Esta reafirmação do compromisso com o artigo 5.º surge após um ano de tensões entre os Estados Unidos e a Europa, designadamente devido à Gronelândia -- que o Presidente norte-americano, Donald Trump, ameaçou anexar à força -- e à guerra no Irão, com vários países europeus, como Espanha, Itália, Reino Unido ou França, a recusarem-se a ceder bases militares.
Devido a esta postura dos europeus, em particular na guerra do Irão, Trump tinha admitido em abril estar a ponderar sair da NATO.
Nesta declaração final, os líderes indicam ainda que, para contrariar a "ameaça de longo prazo da Rússia à segurança e estabilidade euro-atlântica, assim como a ameaça persistente do terrorismo", estão a cumprir a meta assumida na última cimeira, em Haia (Países Baixos), de atingir 5% do Produto Interno Bruto (PIB) em Defesa até 2035.
Em 2025, "os aliados europeus e o Canadá aumentaram os seus investimentos em requisitos essenciais de Defesa em mais de 139 mil milhões de dólares", menciona o documento.
"Hoje, em Ancara, anunciamos mais 50 mil milhões de dólares em novas aquisições e comprometemo-nos a aumentar a capacidade coletiva de produção e a colaborar com a indústria para acelerar a inovação", destaca ainda o texto.
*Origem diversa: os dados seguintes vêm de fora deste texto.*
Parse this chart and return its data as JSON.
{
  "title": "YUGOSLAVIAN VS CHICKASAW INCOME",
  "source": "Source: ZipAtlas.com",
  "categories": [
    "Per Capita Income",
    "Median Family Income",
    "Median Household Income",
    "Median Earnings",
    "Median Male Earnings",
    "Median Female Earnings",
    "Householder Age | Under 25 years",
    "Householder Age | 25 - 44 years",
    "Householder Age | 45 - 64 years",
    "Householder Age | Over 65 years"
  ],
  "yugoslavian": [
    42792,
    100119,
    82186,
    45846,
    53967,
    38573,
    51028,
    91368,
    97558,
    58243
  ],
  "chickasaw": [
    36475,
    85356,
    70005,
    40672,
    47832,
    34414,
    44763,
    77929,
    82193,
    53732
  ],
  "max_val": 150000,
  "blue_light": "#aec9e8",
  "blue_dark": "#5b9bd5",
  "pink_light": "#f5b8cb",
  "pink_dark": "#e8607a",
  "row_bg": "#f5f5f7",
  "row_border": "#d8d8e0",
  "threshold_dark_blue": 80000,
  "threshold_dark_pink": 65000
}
Os aliados afirmam ainda que estão a "construir o futuro", com uma "Aliança modernizada" e uma "Europa mais forte numa NATO mais forte".
"Os aliados europeus e o Canadá, em trabalho conjunto com os Estados Unidos, estão a assumir mais responsabilidades pela defesa da Aliança", referem, acrescentando que a dissuasão e defesa da Aliança assentam "numa combinação adequada de capacidades nucleares, convencionais e defesa antimíssil, complementadas por capacidades espaciais e cibernéticas".
"Estamos empenhados em manter a superioridade em combate", asseguram na declaração final da cimeira na capital turca.